Estudo europeu revela lacunas na agricultura portuguesa

A agricultura portuguesa revela graves lacunas a nível da geração de conhecimento aplicado e escassez no aconselhamento técnico de qualidade aos produtores, segundo um estudo europeu que, em Portugal, foi coordenado pela Universidade de Vila Real.

O trabalho de investigação “PRO AKIS” foi liderado pela universidade alemã de Hohenheim, financiado pela Comissão Europeia e foi desenvolvido nos 28 países da União Europeia.

Coube a uma equipa da Universidade de Trás-os-Montes e Alto Douro (UTAD), em Vila Real, realizar o inventário dos Sistemas de Conhecimento e Informação para a Agricultura (AKIS) em Portugal, Espanha, Chipre, Grécia Itália e Malta.

Os investigadores portugueses, liderados pela professora Lívia Madureira, coordenaram 12 casos de estudo, em vários países europeus, que observaram em detalhe fluxos de conhecimento na agricultura e o papel dos sistemas de aconselhamento.

Em Portugal, analisaram-se os casos do “‘cluster’ dos pequenos frutos” e dos “jovens agricultores” que se estão a instalar no país.

“O sistema de comunicação para a agricultura é muito fragmentado e essa fragmentação também tem muito a ver com o desinvestimento do Estado na parte da produção de conhecimento e transferência de conhecimento e no aconselhamento na agricultura”, afirmou hoje à agência Lusa Lívia Madureira.

A especialista referiu que o Estado português “transferiu essas funções de apoio técnico para as organizações de produtores, só que estas acabam por desenvolver um trabalho concentrado na ajuda às candidaturas aos subsídios europeus.

“O que nós vimos é que o sistema está desguarnecido no que tem a ver com outro tipo de apoio técnico, quer à produção, à comercialização ou à inovação. Há uma série de áreas que estão desguarnecidas porque, quando se fez essa transferência do setor público para o privado, não-governamental, essas valências não foram contempladas”, sustentou.

O trabalho destaca ainda como uma característica negativa do AKIS português a “sua fragmentação por múltiplas organizações, sem que existam estruturas de coordenação que imprimam eficácia à sua ação”.

Lívia Madureira disse que há setores, como o dos vinhos, que estão mais desenvolvidos, mas que na generalidade das áreas produtivas “isso não acontece”.

O estudo aponta outra “falha importante” que, segundo a investigadora, tem a ver com “a própria produção de conhecimento aplicado”.

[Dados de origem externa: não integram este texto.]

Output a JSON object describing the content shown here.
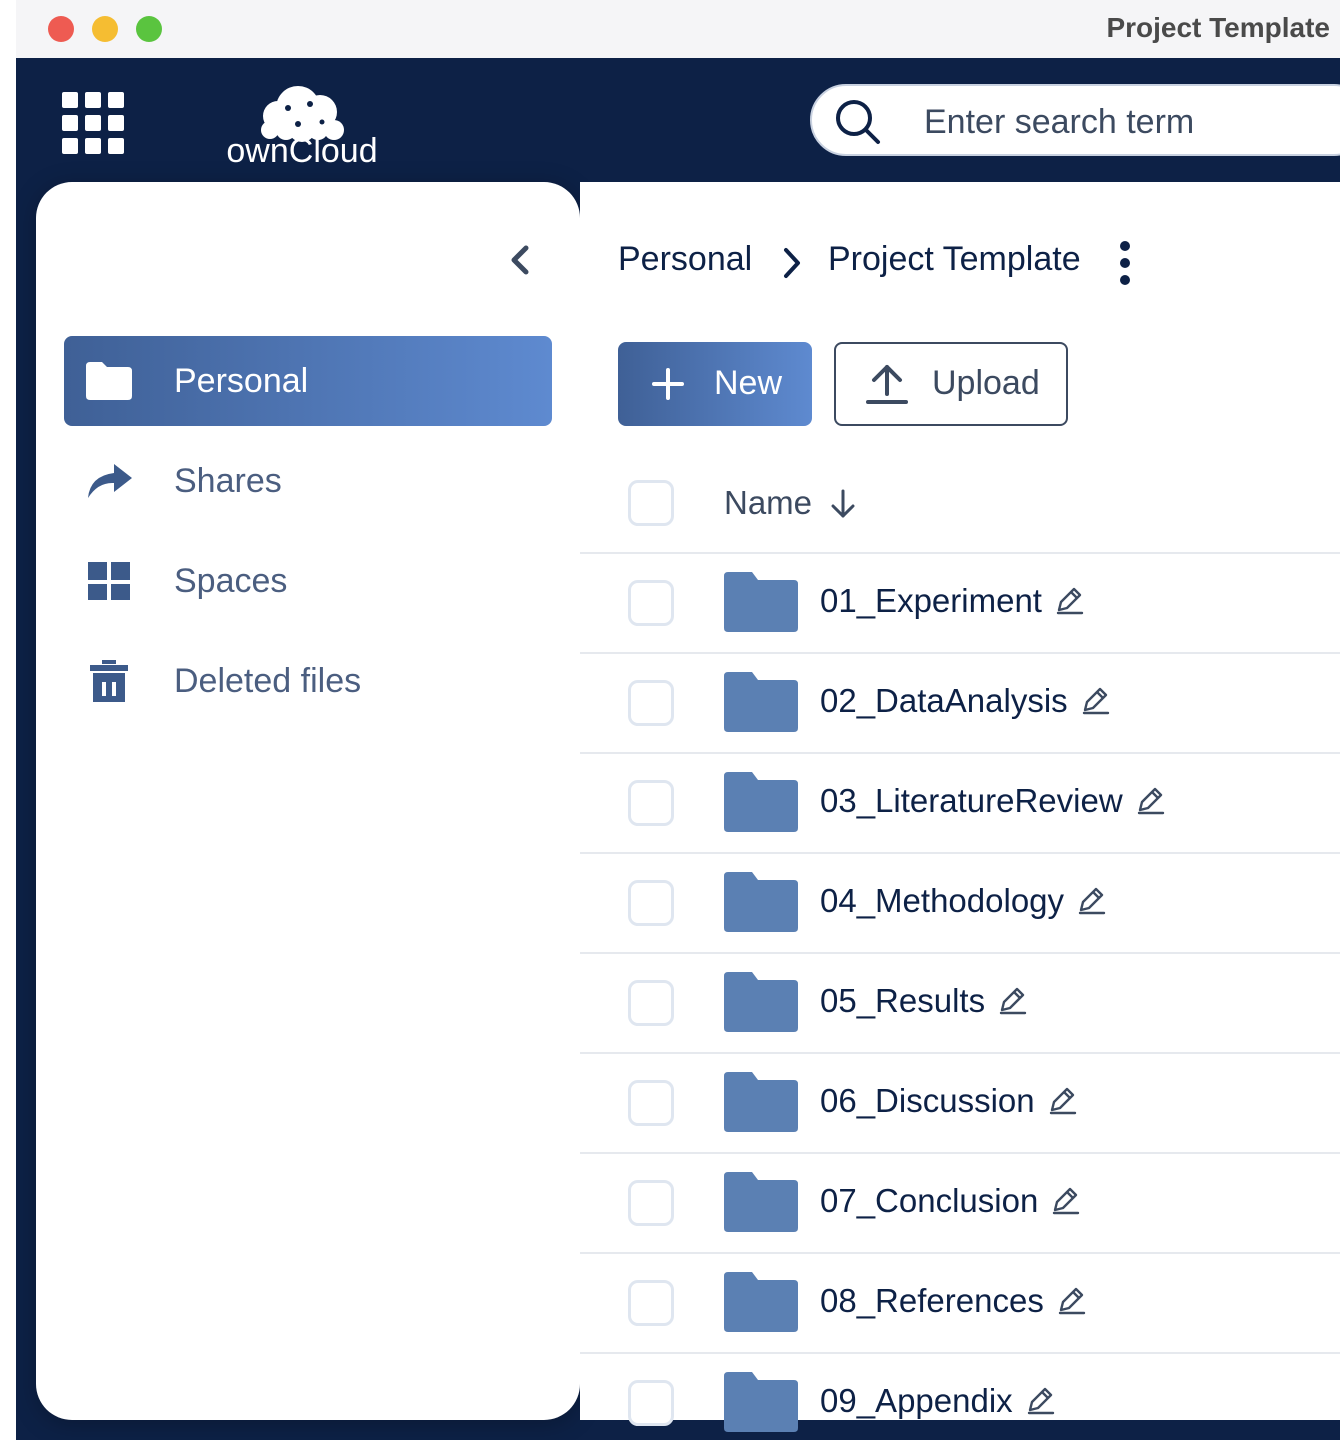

Isto porque, segundo acrescentou, as universidades foram-se distanciando um pouco e produzem conhecimento mais para publicar ou produzir patentes, e “não há um sistema intermédio que produza informação aplicada às condições locais”, por exemplo, os modelos de comercialização, o clima e os produtos adequados àquela área específica.

A especialista referiu que a geração, conversão e partilha de conhecimento está muito dependente da capacidade dos agricultores se organizarem de forma a envolverem investigadores e técnicos experientes e a mobilizaram a experiencia de produtores “leaders ou pioneiros”.

“É preciso um novo investimento nestas infraestruturas de produção de conhecimento. Tem que haver alguma coordenação. Tem havido muito investimento na agricultura, mas tem sido sobretudo na área produtiva, enquanto a área do conhecimento tem sido um pouco descurada, tem ficado na mão dos próprios produtores”, salientou.

A constituição de redes de conhecimento e inovação, como o caso estudado do ‘cluster’ dos pequenos frutos mostra que estas são uma ferramenta capaz de preencher algumas das lacunas do AKIS português, mas que apenas “o fazem conjunturalmente pois são redes que tendem a dissolver-se na ausência de financiamento e que dependem do envolvimento de agentes das estruturas públicas de conhecimento e aconselhamento que não cada vez menos para as crescentes solicitações”.

Por isso mesmo, a professora disse que é “preciso capitalizar o pouco que ainda existe e redirecionar algum investimento para as “áreas do conhecimento e inovação”.

E isto, numa altura, em que os mercados são cada vez mais competitivos e é preciso estar sempre a “fazer coisas novas e diferentes”.

A especialista realçou a importância desta aposta sobretudo no caso dos “muitos novos e pequenos agricultores” que se estão a instalar no país.

As conclusões do estudo estão agora a ser analisadas pelas entidades europeias mas, segundo Lívia Madureira a resposta a esta problemática “depende de casa país”.